Self-Driving Uber Death: 18 Cities That Allow Autonomous Car Testing

The list of U.S. cities running autonomous driving tests is growing at a rapid pace.

by Catie Keck

A death involving Uber’s self-driving car program on Sunday night has raised questions about the future of the burgeoning technology. Even as Uber announced Monday that it had paused its pilot program, autonomous driving has become a prolific phenomenon in cities nationwide.

The Sunday incident is believed to be the first death to result from self-driving vehicle technologies.

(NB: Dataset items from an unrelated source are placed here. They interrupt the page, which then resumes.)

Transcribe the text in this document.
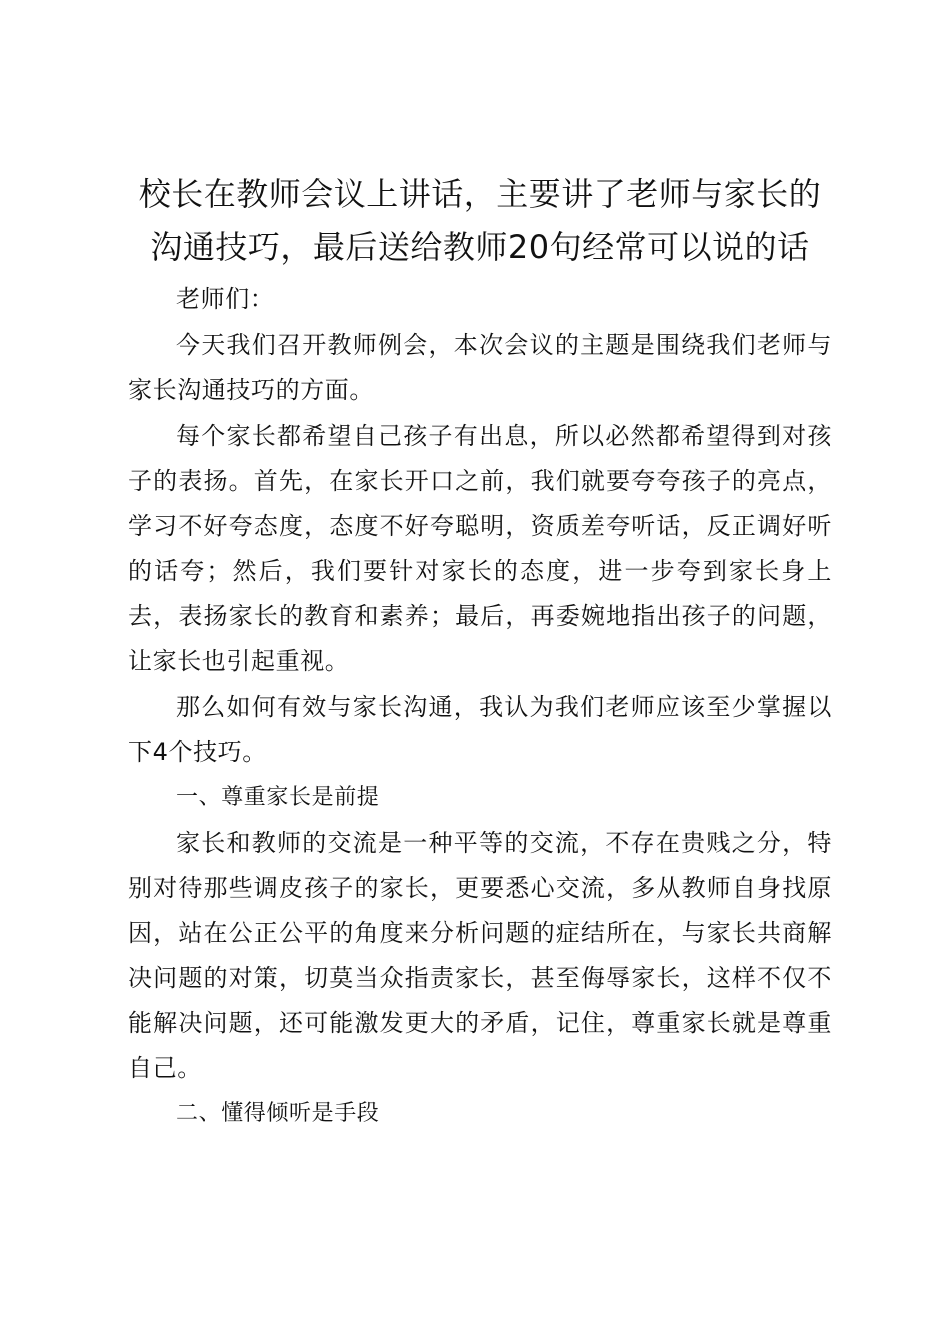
校长在教师会议上讲话，主要讲了老师与家长的沟通技巧，最后送给教师20句经常可以说的话

老师们：

今天我们召开教师例会，本次会议的主题是围绕我们老师与家长沟通技巧的方面。

每个家长都希望自己孩子有出息，所以必然都希望得到对孩子的表扬。首先，在家长开口之前，我们就要夸夸孩子的亮点，学习不好夸态度，态度不好夸聪明，资质差夸听话，反正调好听的话夸；然后，我们要针对家长的态度，进一步夸到家长身上去，表扬家长的教育和素养；最后，再委婉地指出孩子的问题，让家长也引起重视。

那么如何有效与家长沟通，我认为我们老师应该至少掌握以下4个技巧。

一、尊重家长是前提

家长和教师的交流是一种平等的交流，不存在贵贱之分，特别对待那些调皮孩子的家长，更要悉心交流，多从教师自身找原因，站在公正公平的角度来分析问题的症结所在，与家长共商解决问题的对策，切莫当众指责家长，甚至侮辱家长，这样不仅不能解决问题，还可能激发更大的矛盾，记住，尊重家长就是尊重自己。

二、懂得倾听是手段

An Uber spokeswoman told The New York Times that the rideshare company was “fully cooperating” with authorities and that it had suspended its autonomous car programs in Tempe, Pittsburgh, San Francisco, and Toronto. However, according to data recorded by the the Global Atlas of Autonomous Vehicles in Cities, a collaboration between Bloomberg Philanthropies and the Aspen Institute, there are still many other cities running autonomous vehicle pilot programs nationwide.

An animated GIF shows an Uber self-driving car on the streets of Pittsburgh.

  • As of October 2017, cities with programs currently underway included the following municipalities. New York state announced last year it would allow General Motors to test its self-driving vehicles early this year.
  • Arlington, Texas
  • Austin, Texas
  • Boston, Massachusetts
  • Chandler, California
  • Concord, California
  • Denver, Colorado
  • Detroit, Michigan
  • Gainesville, Florida
  • Greenville, South Carolina
  • Knoxville, Tennessee
  • Las Vegas, Nevada
  • Reno, Nevada
  • San Antonio, Texas
  • San Francisco, California
  • San Jose, California
  • San Ramon, California
  • Tampa, Florida
  • Washington, DC

NBC News reported Monday the Uber vehicle was “rolling in autonomous mode” mode when it struck a pedestrian who was crossing the street late Sunday evening. The woman, identified by police as 49-year-old Elaine Herzberg, was transported to the hospital and later died of her injuries, police tell Inverse.

The list of U.S. cities — and those internationally — running autonomous driving pilots is growing at a rapid pace, as companies like Telsa, General Motors, Apple, and more race to corner the future market of self-driving vehicles. The event could raise serious questions about public testing of the technology.

On Monday, Uber’s CEO responded to the fatality on Twitter, but didn’t reveal much about Uber’s plans for their self driving tech. “Some incredibly sad news out of Arizona,” Dara Khosrowshahi tweeted. “We’re thinking of the victim’s family as we work with local law enforcement to understand what happened.”